I'd like to make available online a fairly large and useful resource regarding the
Rendlesham Forest Incident, but am having a slight technical problem - outlined
below.
The 1980
Rendlesham Forest Incident is one of the more frequently discussed UFO
events.
Many of the current online discussions of that event reinvent the wheel, covering grounds covered previously at length.
Some of the more detailed previous discussions were on a specialist forum at Rendlesham-Incident.co.uk. Members included various skeptics (including
Ian Ridpath) and some of the key witnesses (including John Burroughs). Unfortunately, that fourm is no longer available online. (That discussion
forum was started by someone when he was in school and basically grew out of his interest in UFOs...).
The good news is that I have been able to obtain a copy of the archive of the posts to that forum from one of its old members ("Daniel"). The owner
of the forum positively encouraged members to download the archive before he pulled the plug.
I'd now like to make that archive available online. I think this is what the owner of that forum would have wanted (and I've been trying to contact
him - or anyone still in touch with him - via various Rendlesham discussion forums to double-check this is okay with him, but he doesn't appear to
have stayed in touch with any of the Rendlesham researchers or witnesses).
Anyway, the archive of posts was saved as a 0.5Gb collection of html files.
To make it easier to search, I have converted all the pages of posts into 10,000 PDF documents. That archive is rather large (just over 2Gb).

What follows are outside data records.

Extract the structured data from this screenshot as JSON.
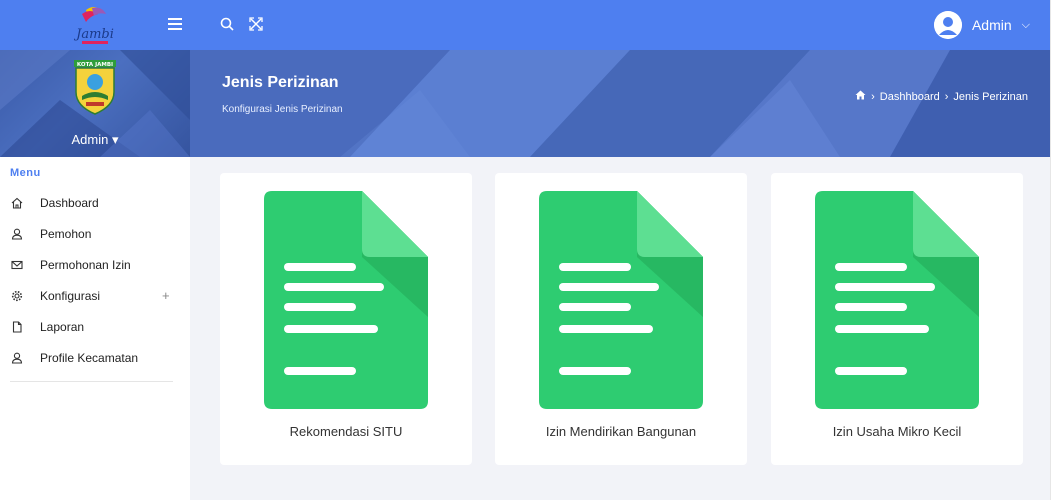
{
  "topbar": {
    "menu_icon": "hamburger-icon",
    "search_icon": "search-icon",
    "fullscreen_icon": "fullscreen-icon",
    "user_name": "Admin",
    "caret": "⌵"
  },
  "sidebar": {
    "emblem_text": "KOTA JAMBI",
    "user_label": "Admin",
    "user_caret": "▾",
    "menu_title": "Menu",
    "items": [
      {
        "label": "Dashboard",
        "icon": "home-icon"
      },
      {
        "label": "Pemohon",
        "icon": "user-icon"
      },
      {
        "label": "Permohonan Izin",
        "icon": "mail-icon"
      },
      {
        "label": "Konfigurasi",
        "icon": "gear-icon",
        "expand": "+"
      },
      {
        "label": "Laporan",
        "icon": "file-icon"
      },
      {
        "label": "Profile Kecamatan",
        "icon": "user-icon"
      }
    ]
  },
  "header": {
    "title": "Jenis Perizinan",
    "subtitle": "Konfigurasi Jenis Perizinan",
    "breadcrumb": {
      "home_icon": "home-icon",
      "sep": "›",
      "item1": "Dashhboard",
      "item2": "Jenis Perizinan"
    }
  },
  "cards": [
    {
      "label": "Rekomendasi SITU",
      "icon": "document-icon"
    },
    {
      "label": "Izin Mendirikan Bangunan",
      "icon": "document-icon"
    },
    {
      "label": "Izin Usaha Mikro Kecil",
      "icon": "document-icon"
    }
  ],
  "colors": {
    "primary": "#4e7ff0",
    "doc_green": "#2ecc71",
    "doc_fold": "#5ddf92",
    "doc_shadow": "#27b862"
  }
}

Upon doing some searches, it quickly became clear that many of the pages within the html archive are duplicated. There up to 5 to 10 copies of many
pages.
Apart from inflating the size of the archive that I'd like to share online on a free file hosting website (e.g. minus.com), this duplication also
makes reviewing search results more time consuming than it needs to be.
I've used two pieces of software to try to eliminate the duplication:
"Duplicate
Cleaner" and DupKiller.
The former of these made it easy to delete files of the same size, and this has reduced the number of PDF documents from 10,000 to just over 5,000.
Not a bad start. Unfortunately, a lot of duplication remains which was not eliminated using this method. It appears that, despite looking the same
and having the same text, some of the duplicates have *slightly* different file sizes so aren't found by the "same size" function of either
"Duplicate Cleaner" and DupKiller. Nor does the "same content" function of these
pieces of software seem to pick up the remaining large amount of duplication.
I've uploaded a sample of about 200 PDF files from the 5,000 file archive sorted by size to the link below to illustrate the problem:
min.us...
That sample can be downloaded as a single zip file, or reviewed online by scrolling through the documents. There is an indication of the file sizes
at the bottom.
I sorted the sorting the collection by size and started manually deleting all but one file out of a set where there were several of approximately the
same size, but found that I was starting to eliminate some non-duplicates.
Apart from sorting the collection by size and manually opening each PDF document before manually deleting files of approximately the same size, is
there a simple method or piece of software I could use?
If a method works on
the sample at the link above, presumably I can run the same method on the larger collection.
Any help would be appreciated.
All the best,
Isaac
edit on 1-5-2012 by IsaacKoi because: (no reason given)